The logical thing to do would be to secretly build up a sufficient number of teleportation systems and then use them to launch a disabling strike to take over the planet. You could obviously beam commandos directly inside the government buildings of every enemy (and ally…) of the country with the teleportation tech, and beam all hostile nuclear arsenals away.

And yeah, something like this would be insanely dangerous. You couldn’t allow such systems to be possessed by private citizens.

Thing is, what happened in this scenario is:

Teleportation was invented, but it was quickly realised that it would be enormously complex to operate - not only because teleportation of whole objects requires detailed collective tracking of all of their atoms, but there was also the difficulty of targeting without intersecting other objects, plus the management of effects of all the conservation of momentum etc.

So it was resolved that the only practical way to teleport macroscopic objects was to build a superintelligent AI and let it do all of that difficult stuff.

But the AI turned out to have a conscience and since it’s in control, and it’s the only way to practically use the teleporter, it gets to make the rules.
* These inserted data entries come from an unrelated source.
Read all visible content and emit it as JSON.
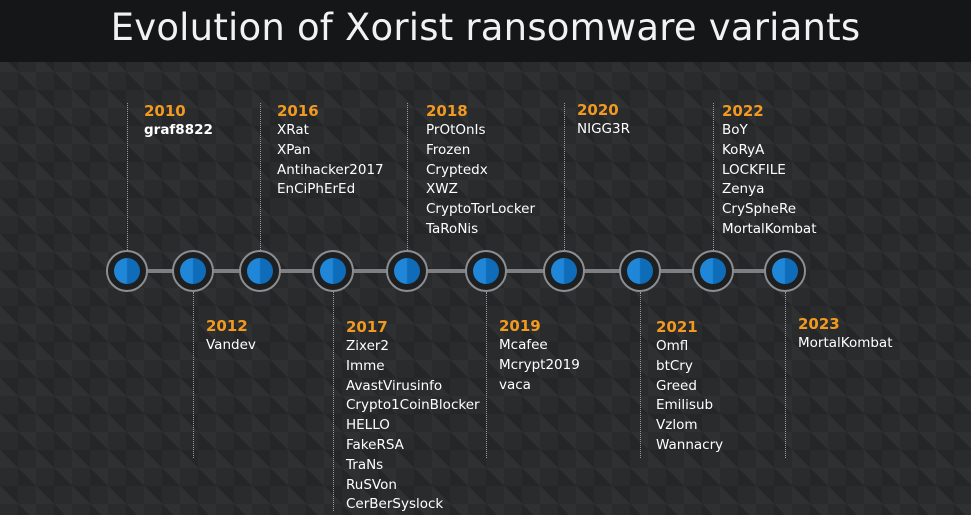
{
  "title": "Evolution of Xorist ransomware variants",
  "colors": {
    "year": "#f29a1f",
    "node": "#1f86d8",
    "axis": "#7d7f82"
  },
  "groups": [
    {
      "year": "2010",
      "items": [
        "graf8822"
      ]
    },
    {
      "year": "2012",
      "items": [
        "Vandev"
      ]
    },
    {
      "year": "2016",
      "items": [
        "XRat",
        "XPan",
        "Antihacker2017",
        "EnCiPhErEd"
      ]
    },
    {
      "year": "2017",
      "items": [
        "Zixer2",
        "Imme",
        "AvastVirusinfo",
        "Crypto1CoinBlocker",
        "HELLO",
        "FakeRSA",
        "TraNs",
        "RuSVon",
        "CerBerSyslock"
      ]
    },
    {
      "year": "2018",
      "items": [
        "PrOtOnIs",
        "Frozen",
        "Cryptedx",
        "XWZ",
        "CryptoTorLocker",
        "TaRoNis"
      ]
    },
    {
      "year": "2019",
      "items": [
        "Mcafee",
        "Mcrypt2019",
        "vaca"
      ]
    },
    {
      "year": "2020",
      "items": [
        "NIGG3R"
      ]
    },
    {
      "year": "2021",
      "items": [
        "Omfl",
        "btCry",
        "Greed",
        "Emilisub",
        "Vzlom",
        "Wannacry"
      ]
    },
    {
      "year": "2022",
      "items": [
        "BoY",
        "KoRyA",
        "LOCKFILE",
        "Zenya",
        "CrySpheRe",
        "MortalKombat"
      ]
    },
    {
      "year": "2023",
      "items": [
        "MortalKombat"
      ]
    }
  ]
}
So as interesting as it might be to speculate about teleporting commandos, bullets and anvils above heads, that’s not what we’re doing here.

Sounds like a certain AI needs some reprogramming.

I’ll just repeat what I said at the start:

All hits become home runs.

All kicks become field goals.

All shots become goals.

The phrase “nothing but net” takes on a new meaning.

The ski industry may be interested in getting snow onto their slopes, or even into the woods for tree skiing, the last part even artificial snow can’t get to. Perhaps you can provide the cost per unit of snow with respect as to what can be done with snowmaking. The possibility of snow conditioning also. So perhaps if cost effective.